Сам Подгорный был совершенно в своем репертуаре, с которым практически сжился еще в дни первых осенних трагедий, то есть сильно напуган и от этого раздражен, суетлив и многословен.
— Послушай, матушка, ты когда-нибудь все-таки доведешь меня до инфаркта. Звонишь, вопросы задаешь какие-то непонятные, я бы сказал даже — страшные вопросы, пугаешь, потом, ничего не объяснив толком, трубку швыряешь… Я всю ночь не сплю…

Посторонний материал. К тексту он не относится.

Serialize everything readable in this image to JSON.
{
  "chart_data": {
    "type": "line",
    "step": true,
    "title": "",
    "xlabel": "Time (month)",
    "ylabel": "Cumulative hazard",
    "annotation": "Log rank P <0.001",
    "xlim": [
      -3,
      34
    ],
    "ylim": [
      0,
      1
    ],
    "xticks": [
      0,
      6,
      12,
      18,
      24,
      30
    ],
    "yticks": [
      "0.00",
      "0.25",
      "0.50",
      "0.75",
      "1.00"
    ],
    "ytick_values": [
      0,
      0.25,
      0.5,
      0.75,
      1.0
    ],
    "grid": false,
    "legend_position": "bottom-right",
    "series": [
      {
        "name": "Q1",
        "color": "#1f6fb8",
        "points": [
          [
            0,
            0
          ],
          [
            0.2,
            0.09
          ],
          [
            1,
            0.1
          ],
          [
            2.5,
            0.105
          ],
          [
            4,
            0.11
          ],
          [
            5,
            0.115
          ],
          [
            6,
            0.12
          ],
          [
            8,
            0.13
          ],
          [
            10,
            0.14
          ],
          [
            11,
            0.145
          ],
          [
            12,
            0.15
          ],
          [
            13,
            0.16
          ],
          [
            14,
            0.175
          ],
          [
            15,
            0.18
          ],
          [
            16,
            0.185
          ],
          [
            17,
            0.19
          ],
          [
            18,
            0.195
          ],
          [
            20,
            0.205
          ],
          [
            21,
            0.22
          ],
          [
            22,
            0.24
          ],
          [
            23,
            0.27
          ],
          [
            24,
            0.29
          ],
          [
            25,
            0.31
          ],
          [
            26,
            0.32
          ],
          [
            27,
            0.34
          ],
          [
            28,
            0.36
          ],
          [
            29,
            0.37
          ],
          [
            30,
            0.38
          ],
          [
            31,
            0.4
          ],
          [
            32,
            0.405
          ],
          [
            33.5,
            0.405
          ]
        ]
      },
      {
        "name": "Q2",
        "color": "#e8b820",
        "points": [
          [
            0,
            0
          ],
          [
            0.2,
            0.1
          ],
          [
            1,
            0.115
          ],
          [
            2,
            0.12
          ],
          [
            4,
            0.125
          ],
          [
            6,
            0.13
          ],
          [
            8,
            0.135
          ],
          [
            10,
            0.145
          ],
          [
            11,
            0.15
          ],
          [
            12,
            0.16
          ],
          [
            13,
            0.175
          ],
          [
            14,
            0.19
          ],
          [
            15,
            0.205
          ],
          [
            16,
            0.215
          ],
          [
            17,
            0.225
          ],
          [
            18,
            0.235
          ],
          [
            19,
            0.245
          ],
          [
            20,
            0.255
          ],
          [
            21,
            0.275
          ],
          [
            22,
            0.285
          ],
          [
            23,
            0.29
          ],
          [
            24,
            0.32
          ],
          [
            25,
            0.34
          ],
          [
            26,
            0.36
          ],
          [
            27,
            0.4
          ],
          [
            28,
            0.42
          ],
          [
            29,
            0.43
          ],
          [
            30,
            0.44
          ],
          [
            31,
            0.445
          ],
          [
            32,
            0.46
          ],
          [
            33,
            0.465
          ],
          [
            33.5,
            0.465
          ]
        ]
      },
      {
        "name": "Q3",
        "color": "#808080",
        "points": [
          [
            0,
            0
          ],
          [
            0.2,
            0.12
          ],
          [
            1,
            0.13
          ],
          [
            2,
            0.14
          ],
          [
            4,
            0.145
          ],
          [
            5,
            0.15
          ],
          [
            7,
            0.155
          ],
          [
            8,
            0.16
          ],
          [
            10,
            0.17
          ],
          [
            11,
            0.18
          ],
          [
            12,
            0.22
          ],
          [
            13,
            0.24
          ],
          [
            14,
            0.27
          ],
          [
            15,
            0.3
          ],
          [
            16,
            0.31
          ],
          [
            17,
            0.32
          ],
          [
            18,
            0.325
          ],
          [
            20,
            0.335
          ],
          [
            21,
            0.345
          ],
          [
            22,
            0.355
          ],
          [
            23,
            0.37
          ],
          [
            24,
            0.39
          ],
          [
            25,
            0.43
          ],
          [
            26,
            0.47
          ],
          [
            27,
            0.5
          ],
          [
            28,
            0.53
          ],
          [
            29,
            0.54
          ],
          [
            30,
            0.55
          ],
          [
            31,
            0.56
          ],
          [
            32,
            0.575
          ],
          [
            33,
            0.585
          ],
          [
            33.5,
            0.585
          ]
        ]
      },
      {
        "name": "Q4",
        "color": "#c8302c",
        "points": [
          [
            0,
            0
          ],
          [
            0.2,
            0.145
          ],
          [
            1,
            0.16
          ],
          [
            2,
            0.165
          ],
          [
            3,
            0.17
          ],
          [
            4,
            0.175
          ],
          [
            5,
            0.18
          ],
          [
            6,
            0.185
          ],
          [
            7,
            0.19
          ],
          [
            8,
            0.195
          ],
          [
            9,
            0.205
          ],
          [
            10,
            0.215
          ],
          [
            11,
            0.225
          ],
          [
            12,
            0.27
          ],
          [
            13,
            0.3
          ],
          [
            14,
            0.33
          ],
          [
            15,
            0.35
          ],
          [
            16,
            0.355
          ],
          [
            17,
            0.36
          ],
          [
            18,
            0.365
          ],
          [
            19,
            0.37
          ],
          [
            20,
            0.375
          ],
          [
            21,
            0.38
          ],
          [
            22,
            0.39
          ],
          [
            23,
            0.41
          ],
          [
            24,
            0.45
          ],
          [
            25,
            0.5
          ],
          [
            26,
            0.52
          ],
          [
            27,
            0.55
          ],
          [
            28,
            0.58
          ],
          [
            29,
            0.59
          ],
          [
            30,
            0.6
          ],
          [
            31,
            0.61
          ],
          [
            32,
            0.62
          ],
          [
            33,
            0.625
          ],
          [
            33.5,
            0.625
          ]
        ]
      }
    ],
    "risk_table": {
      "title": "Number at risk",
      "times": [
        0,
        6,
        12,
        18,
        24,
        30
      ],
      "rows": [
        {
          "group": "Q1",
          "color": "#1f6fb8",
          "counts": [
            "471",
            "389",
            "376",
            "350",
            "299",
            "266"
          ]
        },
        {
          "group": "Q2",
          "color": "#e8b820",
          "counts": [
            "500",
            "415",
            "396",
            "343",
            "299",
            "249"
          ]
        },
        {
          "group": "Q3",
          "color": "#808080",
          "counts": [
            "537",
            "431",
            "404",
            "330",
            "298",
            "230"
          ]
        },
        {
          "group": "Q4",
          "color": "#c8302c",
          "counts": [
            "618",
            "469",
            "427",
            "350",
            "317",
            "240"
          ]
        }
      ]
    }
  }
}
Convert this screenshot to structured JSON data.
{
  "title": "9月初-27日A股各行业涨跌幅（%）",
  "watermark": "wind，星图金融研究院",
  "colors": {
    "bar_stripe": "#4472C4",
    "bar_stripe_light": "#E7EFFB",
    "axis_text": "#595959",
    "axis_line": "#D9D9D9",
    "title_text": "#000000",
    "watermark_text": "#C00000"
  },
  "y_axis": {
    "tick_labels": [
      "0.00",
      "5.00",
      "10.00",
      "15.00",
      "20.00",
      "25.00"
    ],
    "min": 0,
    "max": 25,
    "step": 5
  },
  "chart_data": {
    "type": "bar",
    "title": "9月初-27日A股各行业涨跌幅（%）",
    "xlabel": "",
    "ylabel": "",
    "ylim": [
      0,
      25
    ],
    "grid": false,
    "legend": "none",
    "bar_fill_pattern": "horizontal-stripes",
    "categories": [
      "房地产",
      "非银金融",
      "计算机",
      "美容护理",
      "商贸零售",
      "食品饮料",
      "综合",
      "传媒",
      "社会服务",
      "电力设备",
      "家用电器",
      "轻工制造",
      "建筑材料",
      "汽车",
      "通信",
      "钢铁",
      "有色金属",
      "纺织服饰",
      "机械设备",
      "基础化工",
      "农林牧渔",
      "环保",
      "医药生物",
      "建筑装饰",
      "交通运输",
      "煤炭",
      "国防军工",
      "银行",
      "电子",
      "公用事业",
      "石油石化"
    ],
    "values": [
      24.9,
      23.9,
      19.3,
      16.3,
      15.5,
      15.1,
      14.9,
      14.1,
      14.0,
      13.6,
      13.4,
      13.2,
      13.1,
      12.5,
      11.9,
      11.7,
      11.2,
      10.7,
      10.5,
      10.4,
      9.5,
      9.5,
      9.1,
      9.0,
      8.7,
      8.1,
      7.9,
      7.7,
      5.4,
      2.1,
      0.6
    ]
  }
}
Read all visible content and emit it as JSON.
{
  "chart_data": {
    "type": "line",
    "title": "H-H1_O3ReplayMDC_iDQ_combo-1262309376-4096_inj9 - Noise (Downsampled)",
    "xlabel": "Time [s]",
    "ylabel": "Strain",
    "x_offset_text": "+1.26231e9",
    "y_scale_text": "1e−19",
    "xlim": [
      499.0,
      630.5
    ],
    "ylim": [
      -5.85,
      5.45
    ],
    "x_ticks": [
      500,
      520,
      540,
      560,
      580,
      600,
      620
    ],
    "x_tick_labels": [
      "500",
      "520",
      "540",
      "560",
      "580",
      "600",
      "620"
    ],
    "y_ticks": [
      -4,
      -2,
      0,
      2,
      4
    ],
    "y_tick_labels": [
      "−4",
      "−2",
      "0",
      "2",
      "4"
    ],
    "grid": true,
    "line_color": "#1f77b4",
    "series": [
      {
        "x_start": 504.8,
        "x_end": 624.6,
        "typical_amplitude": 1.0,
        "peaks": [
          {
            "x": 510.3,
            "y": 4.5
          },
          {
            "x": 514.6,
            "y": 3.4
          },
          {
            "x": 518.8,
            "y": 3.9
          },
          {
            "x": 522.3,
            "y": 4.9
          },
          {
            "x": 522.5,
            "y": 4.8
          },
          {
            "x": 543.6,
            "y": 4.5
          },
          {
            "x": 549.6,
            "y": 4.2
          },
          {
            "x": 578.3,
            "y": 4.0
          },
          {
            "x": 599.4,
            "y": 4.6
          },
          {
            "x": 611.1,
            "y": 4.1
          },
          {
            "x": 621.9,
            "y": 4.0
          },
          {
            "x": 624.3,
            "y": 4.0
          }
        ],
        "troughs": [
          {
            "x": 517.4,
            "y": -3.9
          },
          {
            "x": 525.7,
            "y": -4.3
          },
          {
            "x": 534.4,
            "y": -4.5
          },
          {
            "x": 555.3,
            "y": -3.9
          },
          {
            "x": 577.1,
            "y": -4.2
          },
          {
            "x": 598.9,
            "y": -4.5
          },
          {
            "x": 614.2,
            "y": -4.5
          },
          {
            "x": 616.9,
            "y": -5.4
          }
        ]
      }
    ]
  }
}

— Здравствуй, Витя. Пожалуйста, перестань частить и сучить ногами в коридоре — это несолидно. Раздевайся, проходи. И вы, молодой человек, гоже проходите, пожалуйста. Кстати, как мне вас величать?
— Олег. Олег Морозов.
— Ну, и на том спасибо, что не Павлик. Простите, это меня ваш шеф настроил на иронический лад.
— Олег, между прочим, бывший сотрудник МУРа, весьма перспективный и подающий большие надежды. Да. Так что мы его с трудом переманивали и с еще большим трудом «отбивали» у тамошнего начальства, чтоб ты знала на всякий случай.
— Это радует, ну, проходите оба, и будем разговаривать. Чем изволите разбавлять беседу: кофе, чаем?
Через полчаса беседа наконец вошла в нужное русло, исчезли неизбежные скованность и напряженность первых минут общения, даже Подгорный успокоился вполне и Ванда перестала язвить по любому удобному и неудобному поводу.
Они пили кофе на ее просторной кухне-столовой, куда по настоянию бабушки, разломав стену-перегородку в типовой квартире (что в те времена было делом неслыханным), втиснули наследство, полученное бабушкой еще в далеком девичестве: громадный буфет черного дерева, такой же массивный обеденный стол на монументальной ноге-лапе, вроде бы заимствованный на время у жуткого чудища, и оставшиеся от двенадцати семь стульев из того же гарнитура — массивные, с гнутыми дугами спинок и слегка продавленными сиденьями, на которые с бабушкиных еще времен полагалось класть мягкие подушки, обтянутые гобеленовой тканью. Комплект дополняла столь же монументальная этажерка и пара высоких тумбочек непонятного назначения. Ванда ставила на них большие вазы с цветами — получалось торжественно. Вообще же теперь, когда времена и вкусы наскоро просвещенной общественности вновь стали поворачиваться в правильную сторону: антиквариат перестали называть старой рухлядью и его, как и полагается во всем мире, начали покупать в дорогих магазинах, а не подбирать на соседней помойке, — все это несколько мрачноватое великолепие сильно прибавило квартире респектабельности и некой даже помпезности, что Ванду, в общем, устраивало. По крайней мере сейчас она предпочитала не вспоминать долгие, доводящие ее до злых упрямых слез дискуссии с бабушкой по поводу именно этой вечной, как запоздало понимала теперь Ванда, мебели, которую она, по молодой и щенячьей глупости своей, все порывалась заменить на модный в ту пору пластик хлипких кухонных гарнитуров. Слава Богу, бабушка не дрогнула и позиций своих не оставила.